En 1971, la structure chimique complète est enfin déterminée - une autre molécule semblant plus prometteuse avait accaparé entre-temps l'attention des chercheurs - et le paclitaxel est envoyé au NCI pour appronfondir sa toxicologie et ses effets thérapeutiques sur des modèles animaux, avant de passer aux essais cliniques sur l'humain.

Le paclitaxel fait partie des taxanes, des molécules complexes de la classe des terpènes comme seul le métabolisme sait en fabriquer.

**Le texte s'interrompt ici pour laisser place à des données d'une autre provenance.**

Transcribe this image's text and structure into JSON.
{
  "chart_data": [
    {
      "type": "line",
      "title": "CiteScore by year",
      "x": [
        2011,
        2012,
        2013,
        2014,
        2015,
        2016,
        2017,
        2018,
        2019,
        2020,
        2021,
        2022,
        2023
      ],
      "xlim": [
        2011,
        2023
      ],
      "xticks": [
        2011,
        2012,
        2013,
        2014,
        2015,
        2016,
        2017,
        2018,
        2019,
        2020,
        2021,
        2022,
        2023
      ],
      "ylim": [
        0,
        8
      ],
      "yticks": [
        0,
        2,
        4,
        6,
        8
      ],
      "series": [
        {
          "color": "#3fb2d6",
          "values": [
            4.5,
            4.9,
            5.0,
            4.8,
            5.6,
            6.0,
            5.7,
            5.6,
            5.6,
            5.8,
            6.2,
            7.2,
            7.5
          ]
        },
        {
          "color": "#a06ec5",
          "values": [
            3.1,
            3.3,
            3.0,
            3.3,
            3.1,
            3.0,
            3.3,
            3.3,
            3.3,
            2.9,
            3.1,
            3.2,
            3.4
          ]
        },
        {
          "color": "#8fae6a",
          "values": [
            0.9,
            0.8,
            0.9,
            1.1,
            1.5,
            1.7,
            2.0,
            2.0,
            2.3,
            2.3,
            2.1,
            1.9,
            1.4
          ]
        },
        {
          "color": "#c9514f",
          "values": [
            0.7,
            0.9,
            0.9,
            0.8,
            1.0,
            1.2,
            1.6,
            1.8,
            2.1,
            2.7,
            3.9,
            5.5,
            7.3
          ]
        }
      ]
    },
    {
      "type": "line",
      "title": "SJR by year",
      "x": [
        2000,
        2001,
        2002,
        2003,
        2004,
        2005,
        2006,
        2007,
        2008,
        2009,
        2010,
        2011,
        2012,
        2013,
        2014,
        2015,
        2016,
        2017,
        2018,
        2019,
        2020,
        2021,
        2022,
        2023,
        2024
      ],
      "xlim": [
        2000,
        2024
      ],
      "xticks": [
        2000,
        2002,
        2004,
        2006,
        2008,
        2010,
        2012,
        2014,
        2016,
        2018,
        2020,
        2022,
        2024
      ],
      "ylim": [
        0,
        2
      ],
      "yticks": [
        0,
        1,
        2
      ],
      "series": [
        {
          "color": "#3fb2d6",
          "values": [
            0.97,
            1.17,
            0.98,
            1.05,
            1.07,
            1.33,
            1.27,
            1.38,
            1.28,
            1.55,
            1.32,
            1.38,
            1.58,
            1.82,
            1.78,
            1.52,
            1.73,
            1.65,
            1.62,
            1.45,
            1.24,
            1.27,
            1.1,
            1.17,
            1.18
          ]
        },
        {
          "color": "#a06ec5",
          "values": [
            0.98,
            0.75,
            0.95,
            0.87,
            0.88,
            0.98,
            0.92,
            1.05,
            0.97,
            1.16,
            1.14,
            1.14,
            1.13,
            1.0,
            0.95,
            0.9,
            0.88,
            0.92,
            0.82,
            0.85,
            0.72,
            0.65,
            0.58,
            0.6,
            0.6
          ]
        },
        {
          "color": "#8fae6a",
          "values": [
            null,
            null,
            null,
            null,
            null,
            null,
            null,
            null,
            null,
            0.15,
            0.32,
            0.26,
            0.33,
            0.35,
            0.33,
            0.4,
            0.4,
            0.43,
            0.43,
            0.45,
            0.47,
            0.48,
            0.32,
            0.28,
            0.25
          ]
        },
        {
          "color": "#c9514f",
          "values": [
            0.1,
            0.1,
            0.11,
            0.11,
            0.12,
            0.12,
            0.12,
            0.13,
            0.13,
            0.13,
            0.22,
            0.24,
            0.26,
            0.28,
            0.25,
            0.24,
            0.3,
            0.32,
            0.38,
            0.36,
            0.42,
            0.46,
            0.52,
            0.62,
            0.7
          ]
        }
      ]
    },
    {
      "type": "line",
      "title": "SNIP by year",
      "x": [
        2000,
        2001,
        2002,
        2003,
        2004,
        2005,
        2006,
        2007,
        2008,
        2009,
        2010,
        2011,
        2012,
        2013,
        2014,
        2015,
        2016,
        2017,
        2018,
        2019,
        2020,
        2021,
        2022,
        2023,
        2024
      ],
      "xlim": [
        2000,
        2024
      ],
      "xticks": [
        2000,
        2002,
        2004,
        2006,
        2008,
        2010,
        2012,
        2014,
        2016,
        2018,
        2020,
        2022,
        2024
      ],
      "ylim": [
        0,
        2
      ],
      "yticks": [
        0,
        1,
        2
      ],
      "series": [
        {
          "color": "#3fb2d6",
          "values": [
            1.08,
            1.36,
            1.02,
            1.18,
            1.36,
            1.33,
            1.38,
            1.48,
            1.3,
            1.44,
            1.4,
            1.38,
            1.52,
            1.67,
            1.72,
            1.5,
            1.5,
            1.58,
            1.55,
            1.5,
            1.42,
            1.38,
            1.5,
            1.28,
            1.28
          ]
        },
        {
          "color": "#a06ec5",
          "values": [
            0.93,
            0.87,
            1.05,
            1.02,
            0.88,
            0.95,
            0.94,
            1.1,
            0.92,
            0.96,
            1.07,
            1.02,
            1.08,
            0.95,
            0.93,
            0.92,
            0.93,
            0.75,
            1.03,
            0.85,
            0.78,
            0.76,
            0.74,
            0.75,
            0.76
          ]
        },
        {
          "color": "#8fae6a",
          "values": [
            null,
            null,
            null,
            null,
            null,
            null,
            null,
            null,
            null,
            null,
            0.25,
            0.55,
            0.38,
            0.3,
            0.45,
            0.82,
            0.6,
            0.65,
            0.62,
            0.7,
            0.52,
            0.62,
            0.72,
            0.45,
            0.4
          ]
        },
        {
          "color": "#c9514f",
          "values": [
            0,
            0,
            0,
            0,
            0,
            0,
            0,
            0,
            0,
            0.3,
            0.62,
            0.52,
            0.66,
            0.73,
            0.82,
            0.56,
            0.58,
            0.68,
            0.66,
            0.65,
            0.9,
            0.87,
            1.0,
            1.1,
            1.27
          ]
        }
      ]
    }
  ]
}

Molécule dessinée par Calvero (avec ChemDraw) [Public domain], via Wikimedia Commons

En 1978, les différentes études donnent d'excellent résultats et en 1979, la docteure Susan Horwitz, pharmacologue moléculaire, élucide le mécanisme d'action du Paclitaxel.
Le paclitaxel est un antimitotique; il bloque la division des cellules et,  par conséquent, la prolifération des cellules cancéreuses. Aujourd'hui, le paclitaxel est prescrit pour lutter contre certains cancers, en particulier ceux du sein et de l'ovaire. On l'utilise également pour imprégner les prothèses vasculaires (stents) placées à l'intérieur des vaisseau sanguin  (angioplastie) pour préserver leur ouverture et le passage du sang. Le paclitaxel empêche la colonisation des stents par les cellules de la paroi des vaisseaux sanguins.
La principale difficulté à laquelle se heurtent les scientifiques est l'approvisionnement en if. En effet, les premières tentatives de purification ont nécessité 12 kg d'écorce pour obtenir 0,5 g de paclitaxel. Or, chaque arbre fournit en moyenne 2 kg d'écorce et pour traiter tous les cas de cancer de l'ovaire, les estimations indiquent qu'il faudrait abattre 360000 arbres. L'if étant un arbre à croissance très lente, force est de constater qu'il ne suffira pas à la demande.  Par ailleurs, les environnementalistes commencent à s'inquiéter de cet intérêt soudain de l'industrie américaine pour l'if de l'Ouest et des  voix s'élèvent pour dénoncer la menace que fait peser sa surexploitation sur l'environnement.

Taxus x media

La solution au problème vient d'Europe où une équipe de chercheurs de l'Institut de chimie des substances naturelles du CNRS à Gif-sur-Yvette, dirigée par le docteur Pierre Potier, découvre un précurseur du paclitaxel dans les aiguilles de l'if européen (Taxux baccata). La 10-désacétylbaccatine III (10-DAB) y est non seulement présente en grande quantité, mais les aiguilles sont une ressource renouvelable et non destructive pour l'arbre. Poursuivant leurs travaux, ils réussissent à développer un procédé d'hémisynthèse et obtiennent différents dérivés du paclitaxel, dont le docétaxel (Taxotère), beaucoup plus actif que son homologue naturel.
En 1992, soit 30 ans après sa découverte, la première formulation du paclitaxel est approuvée par la Food and Drug Administration. L'autorisation sera obtenue en 1994 pour le docétaxel.
Depuis quelques années, le paclitaxel n'est plus extrait de l'écorce de l'if, mais produit par fermentation bactérienne. La synthèse complète de la molécule a également été réalisée, mais les rendements du procédé sont médiocres.
La découverte des taxanes est un excellent exemple de ce que la science, notamment la chimie organique, la toxicologie et la pharmacologie,  a apporté au traitement des maladies. D'une plante délaissée par les herboristes pour sa toxicité, elle a fait un puissant agent thérapeutique contre le cancer.